Era humilde el salón, con humildad nada jesuita. Carecía de butacas: la gente se sentaba en largas bancas cuya dureza ponía a prueba a las posaderas más estoicas. Tenía el teatro un reducido foro y un telón de manta cuyas carruchas hacían más ruido que la artillería de Hitler al consumar el blitzkriege de Polonia. No es casual esta asociación de ideas: la primera vez que subí al palco escénico en el salón de actos de San Juan fue en 1944 para representar un diálogo antibélico escrito por uno de los sacerdotes. Varias estrellas miraban desde lo alto la Segunda Guerra y hacían sesudas -y prolongadas- consideraciones filosóficas acerca de la protervia de los hombres y la segura extinción del género humano, completito, como castigo de Dios por aquella crudelísima efusión de sangre. Yo hacía el papel de Sirio, en el pecho una enorme estrella de cartón forrada con percalina roja. Me tocaba lamentar “el sino de Checoeslovaquia”. No tenía problema para decir la palabra “sino”, pero con Checoeslovaquia batallaba mucho.

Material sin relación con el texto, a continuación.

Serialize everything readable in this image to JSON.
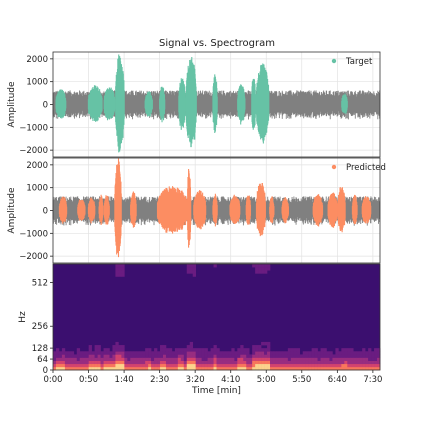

Las paredes del salón estaba decoradas con grandes cuadros de tamaño mural pintados por un Hermano Frías cuyo talento de pintor era muy encomiado. Me pregunto si aún estarán ahí esas pinturas. Representaban escenas de la vida de Colón. Creo recordar que en una de ellas el genovés le explicaba a la Reina Isabel el tour que se proponía realizar. En la otra aparecía el Almirante, triunfal, a su regreso a España. Alguna vez oí en mi casa esta leyenda: uno de los niños que estaban en el muelle admirando las naves de Colón era mi padre, escogido por el pintor como modelo entre los alumnos del Colegio de San Juan.

Los Padres de la Compañía eran muy cultos. Estimulaban todas las manifestaciones del arte, sobre todo el teatro. A invitación de ellos un grupo de buenos aficionados representaron “El Condenado por Desconfiado”, de Tirso de Molina, drama complicadísimo en donde se exponen intrincadas tesis teológicas sobre la predestinación y el libre arbitrio, tesis que no desentrañaría ni el Aquinatense así resucitara nada más para eso.

Una señora cuyo nombre no ha recogido ninguno de los historiadores del teatro saltillense, una señora de nombre doña Emma Fernández, fundó ese grupo teatral con jóvenes de la Guardia de Honor del Santísimo Sacramento. La primera obra que el grupo llevó a escena se llamaba “El juramento del caudillo hurones”. Trata de la tarea evangelizadora de los jesuitas en los bosques del Canadá, entre los indios pieles rojas. Inútilmente he buscado esa obra por doquier -así se dice cuando uno busca en todas partes-, y no la he hallado. Algún día la encontraré en una librería de viejo. El librero, pensando que se aprovecha de mí, me la venderá en 10 pesos. Jamás sabrá que si me hubiera pedido mil igual se los habría pagado yo.